ASU celebrates National Coming Out Day


The Appalachian Online

Kaitlan Morehouse

The LGBT Center celebrated National Coming Out Day, Oct. 11 a day early in the student union.

Oct. 11 marks the 26th anniversary of the National Coming Out Day that celebrates coming out as lesbian, gay, bisexual, transgender or queer. The day was first observed on the anniversary of the National March on Washington for Lesbian and Gay Rights.

LGBT Center’s National Coming Out Day Committee Head Kendell Macvean, three other committee members and 10 to 15 volunteers put together a contact table on Friday from 10 a.m. until 2 p.m to help celebrate National Coming Out Day.

“The main point of National Coming Out Day is for all identities to be acknowledged and appreciated,” Jerry Yelton, committee member and sexuality and gender alliance vice president of community said.

Yelton said the LGBT Center started having the event a few years ago.

“Our event is intended, instead of forcing someone to come out, to kind of acknowledge your identity and be proud of it, but you don’t have to shout it at the top of a rooftop,” Yelton said. “You can just quietly be content with the identity be yours and share it with people that matter to you, and be accepting of all identities of your fellow members.”

For the first time, the National Coming Out Day committee made a tree out of metal wire where people could come by and write their hopes, dreams or desires that they have for themselves, the university, the center, coming out or what they want for the future on rainbow ribbons.
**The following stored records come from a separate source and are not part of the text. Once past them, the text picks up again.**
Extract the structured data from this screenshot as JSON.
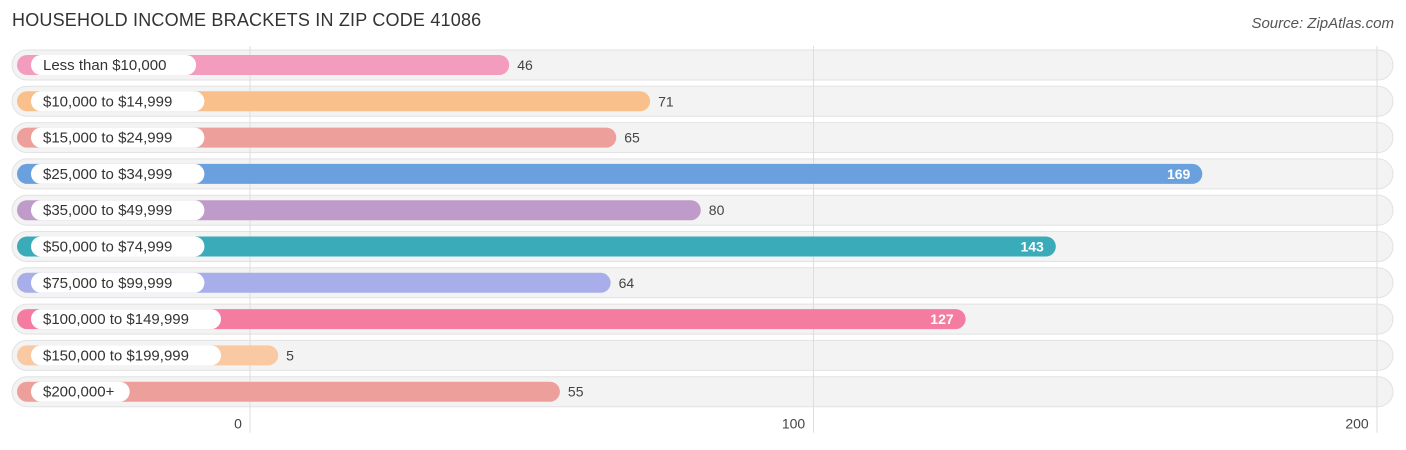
{
  "title": "HOUSEHOLD INCOME BRACKETS IN ZIP CODE 41086",
  "source": "Source: ZipAtlas.com",
  "chart_data": {
    "type": "bar",
    "orientation": "horizontal",
    "title": "HOUSEHOLD INCOME BRACKETS IN ZIP CODE 41086",
    "xlabel": "",
    "ylabel": "",
    "xlim": [
      0,
      200
    ],
    "ticks": [
      0,
      100,
      200
    ],
    "tick_labels": [
      "0",
      "100",
      "200"
    ],
    "grid": true,
    "categories": [
      "Less than $10,000",
      "$10,000 to $14,999",
      "$15,000 to $24,999",
      "$25,000 to $34,999",
      "$35,000 to $49,999",
      "$50,000 to $74,999",
      "$75,000 to $99,999",
      "$100,000 to $149,999",
      "$150,000 to $199,999",
      "$200,000+"
    ],
    "values": [
      46,
      71,
      65,
      169,
      80,
      143,
      64,
      127,
      5,
      55
    ],
    "value_labels": [
      "46",
      "71",
      "65",
      "169",
      "80",
      "143",
      "64",
      "127",
      "5",
      "55"
    ],
    "colors": [
      "#f49cbd",
      "#f9c08b",
      "#ed9f9b",
      "#6aa0dd",
      "#bf9bc9",
      "#3aabb9",
      "#a7aee9",
      "#f47ca0",
      "#f8c9a2",
      "#ed9f9b"
    ]
  }
}
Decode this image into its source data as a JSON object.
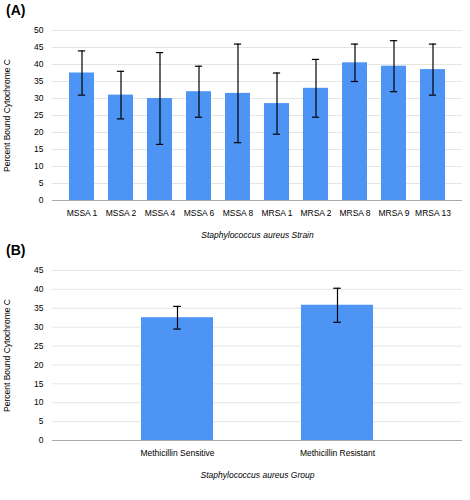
{
  "chart_data": [
    {
      "type": "bar",
      "title": "(A)",
      "xlabel": "Staphylococcus aureus Strain",
      "ylabel": "Percent Bound Cytochrome C",
      "categories": [
        "MSSA 1",
        "MSSA 2",
        "MSSA 4",
        "MSSA 6",
        "MSSA 8",
        "MRSA 1",
        "MRSA 2",
        "MRSA 8",
        "MRSA 9",
        "MRSA 13"
      ],
      "values": [
        37.5,
        31.0,
        30.0,
        32.0,
        31.5,
        28.5,
        33.0,
        40.5,
        39.5,
        38.5
      ],
      "errors": [
        6.5,
        7.0,
        13.5,
        7.5,
        14.5,
        9.0,
        8.5,
        5.5,
        7.5,
        7.5
      ],
      "ylim": [
        0,
        50
      ],
      "yticks": [
        0,
        5,
        10,
        15,
        20,
        25,
        30,
        35,
        40,
        45,
        50
      ],
      "grid": true,
      "color": "#4d94f5"
    },
    {
      "type": "bar",
      "title": "(B)",
      "xlabel": "Staphylococcus aureus Group",
      "ylabel": "Percent Bound Cytochrome C",
      "categories": [
        "Methicillin Sensitive",
        "Methicillin Resistant"
      ],
      "values": [
        32.5,
        35.8
      ],
      "errors": [
        3.0,
        4.5
      ],
      "ylim": [
        0,
        45
      ],
      "yticks": [
        0,
        5,
        10,
        15,
        20,
        25,
        30,
        35,
        40,
        45
      ],
      "grid": true,
      "color": "#4d94f5"
    }
  ]
}
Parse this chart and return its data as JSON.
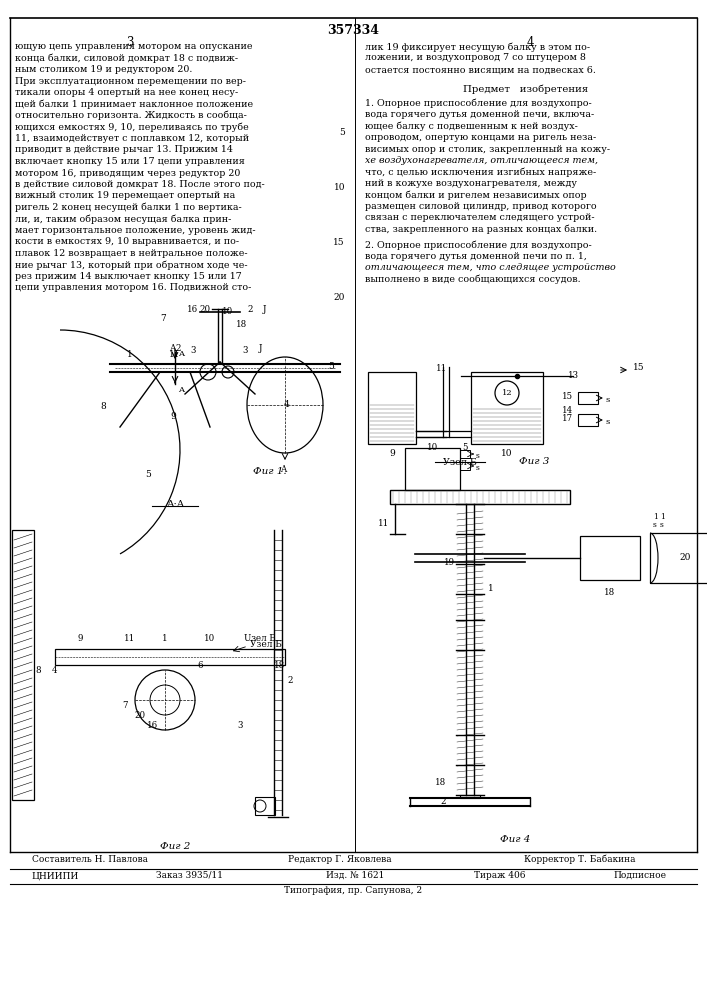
{
  "patent_number": "357334",
  "page_col_left": "3",
  "page_col_right": "4",
  "left_text_lines": [
    "ющую цепь управления мотором на опускание",
    "конца балки, силовой домкрат 18 с подвиж-",
    "ным столиком 19 и редуктором 20.",
    "При эксплуатационном перемещении по вер-",
    "тикали опоры 4 опертый на нее конец несу-",
    "щей балки 1 принимает наклонное положение",
    "относительно горизонта. Жидкость в сообща-",
    "ющихся емкостях 9, 10, переливаясь по трубе",
    "11, взаимодействует с поплавком 12, который",
    "приводит в действие рычаг 13. Прижим 14",
    "включает кнопку 15 или 17 цепи управления",
    "мотором 16, приводящим через редуктор 20",
    "в действие силовой домкрат 18. После этого под-",
    "вижный столик 19 перемещает опертый на",
    "ригель 2 конец несущей балки 1 по вертика-",
    "ли, и, таким образом несущая балка прин-",
    "мает горизонтальное положение, уровень жид-",
    "кости в емкостях 9, 10 выравнивается, и по-",
    "плавок 12 возвращает в нейтральное положе-",
    "ние рычаг 13, который при обратном ходе че-",
    "рез прижим 14 выключает кнопку 15 или 17",
    "цепи управления мотором 16. Подвижной сто-"
  ],
  "right_text_top": [
    "лик 19 фиксирует несущую балку в этом по-",
    "ложении, и воздухопровод 7 со штуцером 8",
    "остается постоянно висящим на подвесках 6."
  ],
  "heading_predmet": "Предмет   изобретения",
  "right_text_claim1": [
    "1. Опорное приспособление для воздухопро-",
    "вода горячего дутья доменной печи, включа-",
    "ющее балку с подвешенным к ней воздух-",
    "опроводом, опертую концами на ригель неза-",
    "висимых опор и столик, закрепленный на кожу-",
    "хе воздухонагревателя, отличающееся тем,",
    "что, с целью исключения изгибных напряже-",
    "ний в кожухе воздухонагревателя, между",
    "концом балки и ригелем независимых опор",
    "размещен силовой цилиндр, привод которого",
    "связан с переключателем следящего устрой-",
    "ства, закрепленного на разных концах балки."
  ],
  "right_text_claim2": [
    "2. Опорное приспособление для воздухопро-",
    "вода горячего дутья доменной печи по п. 1,",
    "отличающееся тем, что следящее устройство",
    "выполнено в виде сообщающихся сосудов."
  ],
  "italic_words": [
    "отличающееся",
    "отличающееся"
  ],
  "line_numbers_left": [
    "5",
    "10",
    "15",
    "20"
  ],
  "fig_labels": [
    "Фиг 1.",
    "Фиг 2",
    "Фиг 3",
    "Фиг 4"
  ],
  "bg_color": "#ffffff",
  "text_color": "#000000",
  "font_size_body": 6.8,
  "staff_row": [
    "Составитель Н. Павлова",
    "Редактор Г. Яковлева",
    "Корректор Т. Бабакина"
  ],
  "footer_row1": [
    "ЦНИИПИ",
    "Заказ 3935/11",
    "Изд. № 1621",
    "Тираж 406",
    "Подписное"
  ],
  "footer_row2": "Типография, пр. Сапунова, 2"
}
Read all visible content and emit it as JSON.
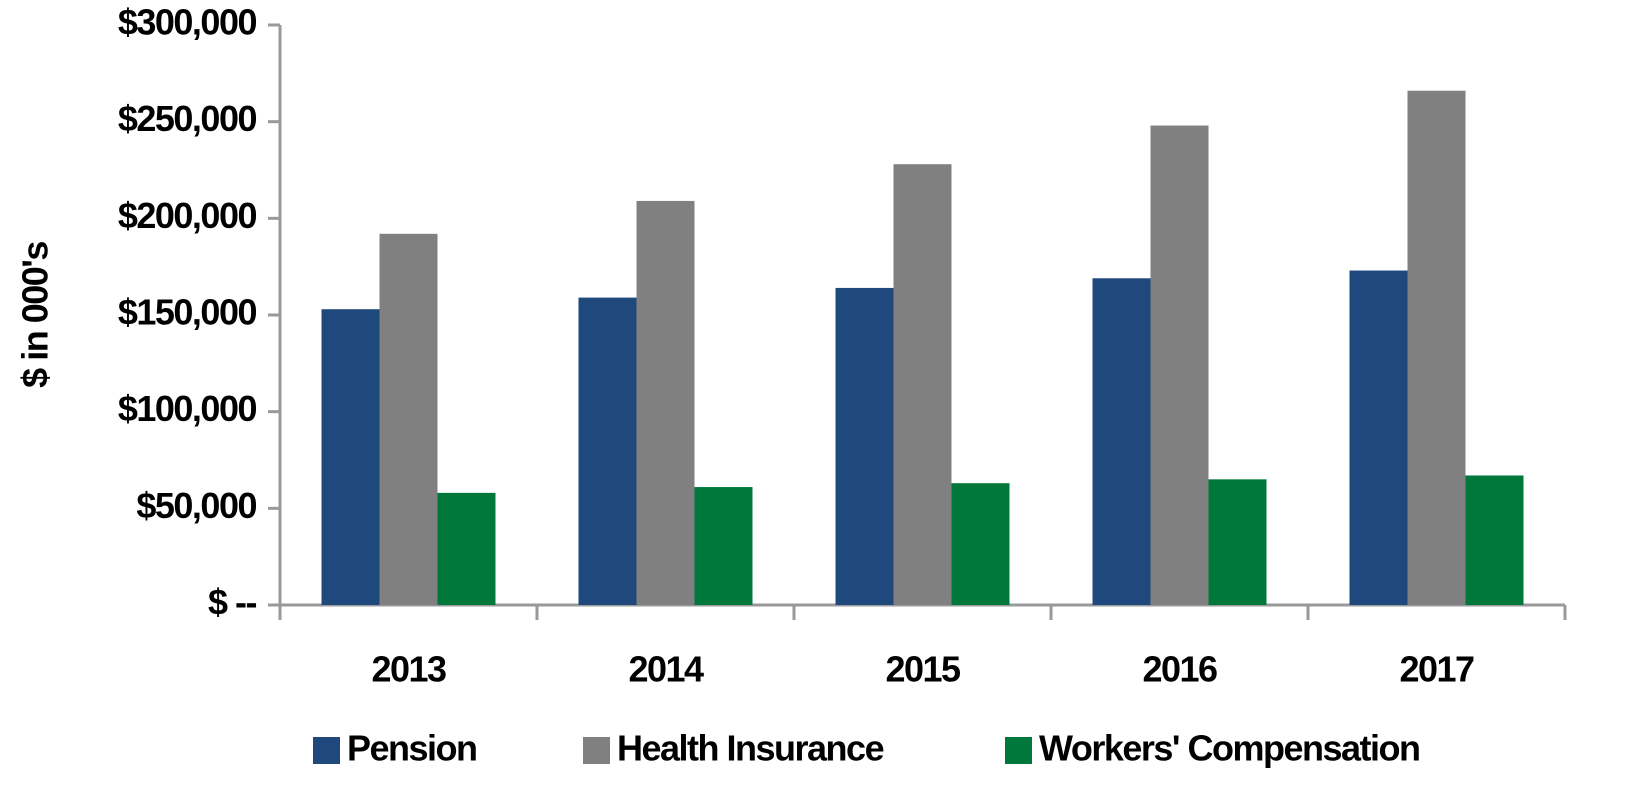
{
  "chart_data": {
    "type": "bar",
    "y_axis_label": "$ in 000's",
    "categories": [
      "2013",
      "2014",
      "2015",
      "2016",
      "2017"
    ],
    "series": [
      {
        "name": "Pension",
        "color": "#1f497d",
        "values": [
          153000,
          159000,
          164000,
          169000,
          173000
        ]
      },
      {
        "name": "Health Insurance",
        "color": "#808080",
        "values": [
          192000,
          209000,
          228000,
          248000,
          266000
        ]
      },
      {
        "name": "Workers' Compensation",
        "color": "#00783c",
        "values": [
          58000,
          61000,
          63000,
          65000,
          67000
        ]
      }
    ],
    "ylim": [
      0,
      300000
    ],
    "yticks": [
      {
        "value": 0,
        "label": "$ --"
      },
      {
        "value": 50000,
        "label": "$50,000"
      },
      {
        "value": 100000,
        "label": "$100,000"
      },
      {
        "value": 150000,
        "label": "$150,000"
      },
      {
        "value": 200000,
        "label": "$200,000"
      },
      {
        "value": 250000,
        "label": "$250,000"
      },
      {
        "value": 300000,
        "label": "$300,000"
      }
    ],
    "grid": false,
    "legend": "bottom"
  }
}
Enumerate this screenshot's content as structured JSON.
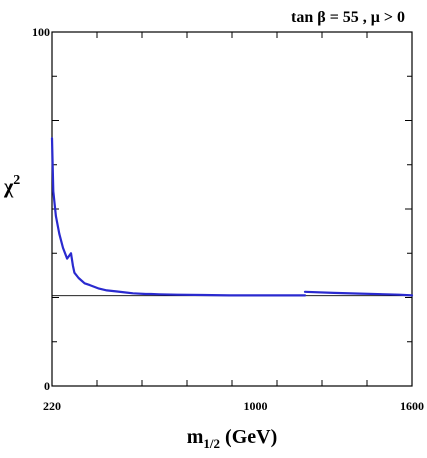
{
  "chart_data": {
    "type": "line",
    "title": "tan β = 55 ,  μ > 0",
    "xlabel": "m",
    "xlabel_sub": "1/2",
    "xlabel_unit": " (GeV)",
    "ylabel": "χ",
    "ylabel_sup": "2",
    "xlim": [
      220,
      1600
    ],
    "ylim": [
      0,
      100
    ],
    "x_ticks": [
      220,
      1000,
      1600
    ],
    "y_ticks": [
      0,
      100
    ],
    "grid": false,
    "reference_line": {
      "y": 25.5,
      "color": "#000000"
    },
    "series": [
      {
        "color": "#2a2acf",
        "segments": [
          {
            "x": [
              220,
              225,
              235,
              248,
              262,
              278,
              293,
              300,
              306,
              322,
              345,
              365,
              400,
              430,
              470,
              530,
              580,
              600,
              630,
              700,
              800,
              900,
              1000,
              1100,
              1190
            ],
            "y": [
              70,
              55,
              48,
              43,
              39,
              36,
              37.5,
              34,
              32,
              30.5,
              29,
              28.5,
              27.5,
              27,
              26.7,
              26.2,
              26,
              26,
              25.9,
              25.8,
              25.7,
              25.6,
              25.6,
              25.6,
              25.6
            ]
          },
          {
            "x": [
              1190,
              1300,
              1400,
              1500,
              1550,
              1600
            ],
            "y": [
              26.6,
              26.3,
              26.1,
              25.9,
              25.8,
              25.6
            ]
          }
        ]
      }
    ]
  }
}
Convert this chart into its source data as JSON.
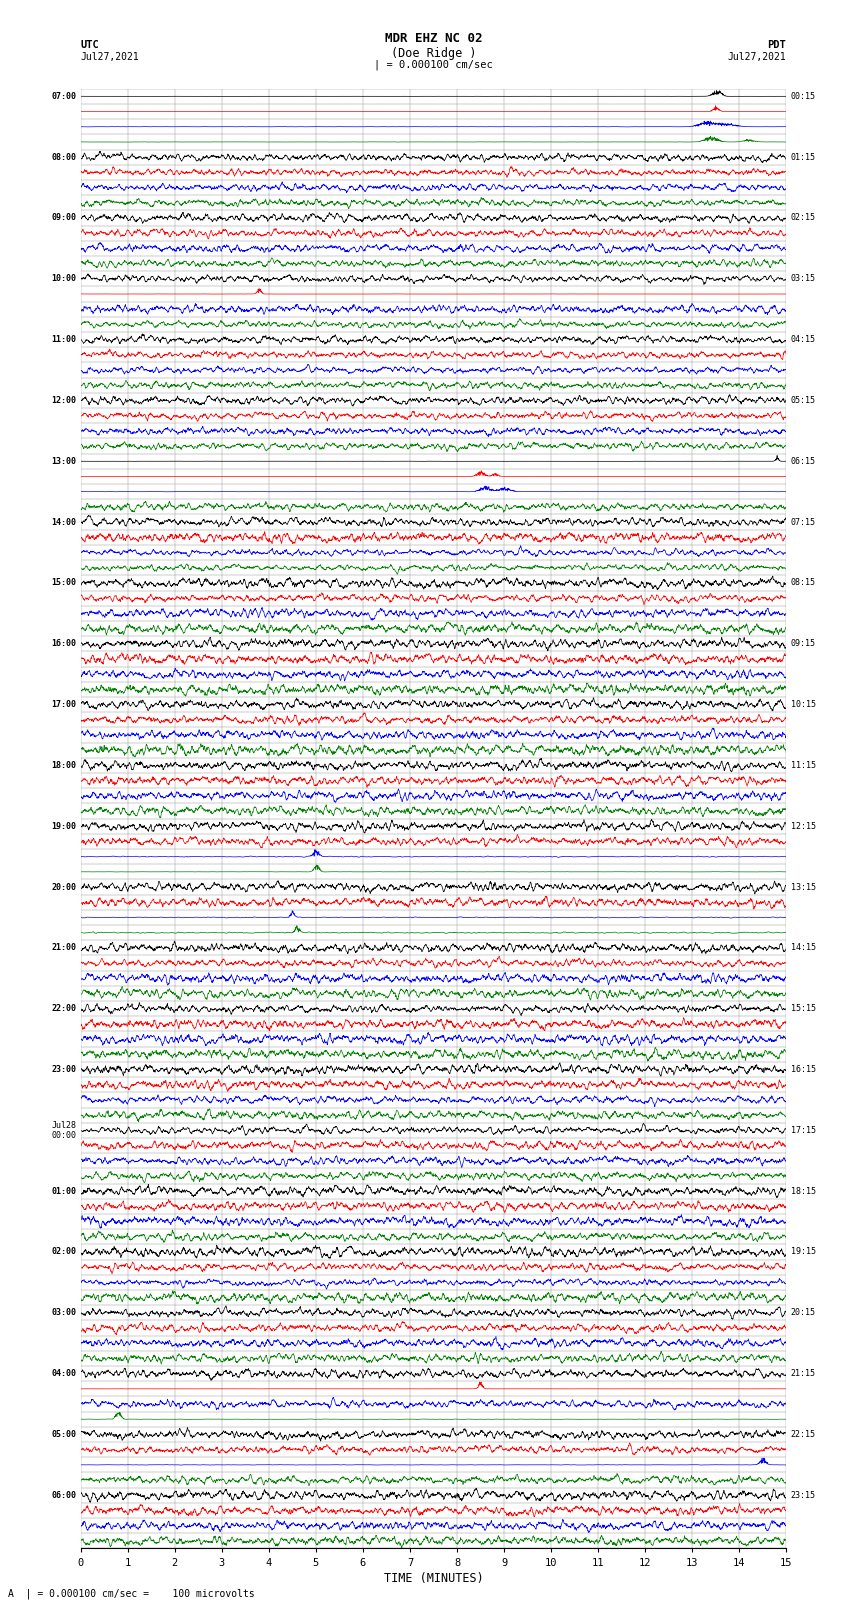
{
  "title_line1": "MDR EHZ NC 02",
  "title_line2": "(Doe Ridge )",
  "scale_label": "| = 0.000100 cm/sec",
  "left_label": "UTC",
  "left_date": "Jul27,2021",
  "right_label": "PDT",
  "right_date": "Jul27,2021",
  "xlabel": "TIME (MINUTES)",
  "bottom_annotation": "A  | = 0.000100 cm/sec =    100 microvolts",
  "x_min": 0,
  "x_max": 15,
  "x_ticks": [
    0,
    1,
    2,
    3,
    4,
    5,
    6,
    7,
    8,
    9,
    10,
    11,
    12,
    13,
    14,
    15
  ],
  "background_color": "#ffffff",
  "trace_colors": [
    "black",
    "red",
    "blue",
    "green"
  ],
  "num_hour_rows": 24,
  "traces_per_hour": 4,
  "utc_hour_labels": [
    "07:00",
    "08:00",
    "09:00",
    "10:00",
    "11:00",
    "12:00",
    "13:00",
    "14:00",
    "15:00",
    "16:00",
    "17:00",
    "18:00",
    "19:00",
    "20:00",
    "21:00",
    "22:00",
    "23:00",
    "Jul28\n00:00",
    "01:00",
    "02:00",
    "03:00",
    "04:00",
    "05:00",
    "06:00"
  ],
  "pdt_hour_labels": [
    "00:15",
    "01:15",
    "02:15",
    "03:15",
    "04:15",
    "05:15",
    "06:15",
    "07:15",
    "08:15",
    "09:15",
    "10:15",
    "11:15",
    "12:15",
    "13:15",
    "14:15",
    "15:15",
    "16:15",
    "17:15",
    "18:15",
    "19:15",
    "20:15",
    "21:15",
    "22:15",
    "23:15"
  ]
}
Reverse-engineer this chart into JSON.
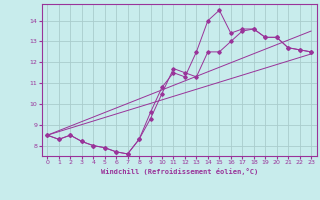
{
  "xlabel": "Windchill (Refroidissement éolien,°C)",
  "bg_color": "#c8ecec",
  "line_color": "#993399",
  "grid_color": "#aacccc",
  "xlim": [
    -0.5,
    23.5
  ],
  "ylim": [
    7.5,
    14.8
  ],
  "xticks": [
    0,
    1,
    2,
    3,
    4,
    5,
    6,
    7,
    8,
    9,
    10,
    11,
    12,
    13,
    14,
    15,
    16,
    17,
    18,
    19,
    20,
    21,
    22,
    23
  ],
  "yticks": [
    8,
    9,
    10,
    11,
    12,
    13,
    14
  ],
  "lines": [
    {
      "x": [
        0,
        1,
        2,
        3,
        4,
        5,
        6,
        7,
        8,
        9,
        10,
        11,
        12,
        13,
        14,
        15,
        16,
        17,
        18,
        19,
        20,
        21,
        22,
        23
      ],
      "y": [
        8.5,
        8.3,
        8.5,
        8.2,
        8.0,
        7.9,
        7.7,
        7.6,
        8.3,
        9.6,
        10.8,
        11.5,
        11.3,
        12.5,
        14.0,
        14.5,
        13.4,
        13.6,
        13.6,
        13.2,
        13.2,
        12.7,
        12.6,
        12.5
      ]
    },
    {
      "x": [
        0,
        1,
        2,
        3,
        4,
        5,
        6,
        7,
        8,
        9,
        10,
        11,
        12,
        13,
        14,
        15,
        16,
        17,
        18,
        19,
        20,
        21,
        22,
        23
      ],
      "y": [
        8.5,
        8.3,
        8.5,
        8.2,
        8.0,
        7.9,
        7.7,
        7.6,
        8.3,
        9.3,
        10.5,
        11.7,
        11.5,
        11.3,
        12.5,
        12.5,
        13.0,
        13.5,
        13.6,
        13.2,
        13.2,
        12.7,
        12.6,
        12.5
      ]
    },
    {
      "x": [
        0,
        23
      ],
      "y": [
        8.5,
        13.5
      ]
    },
    {
      "x": [
        0,
        23
      ],
      "y": [
        8.5,
        12.4
      ]
    }
  ]
}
Those ribbons would then be hung on the tree.

“I think it will be a nice visual representation of our community,” Macvean said.

People could also take a picture in front of a backdrop with any of the committee’s colorful accessories they had to give out, such as rainbow buttons and keychains. The pictures are going up on the LGBT Center Facebook page.

Macvean said they also gave out a handout explaining what to do if someone comes out to them.

“We’re hoping the event could extend further into something to encourage students who don’t attend Appalachian State University right now to know this is a safe place, a good community for LGBTQ+ identifying people,” Macvean said.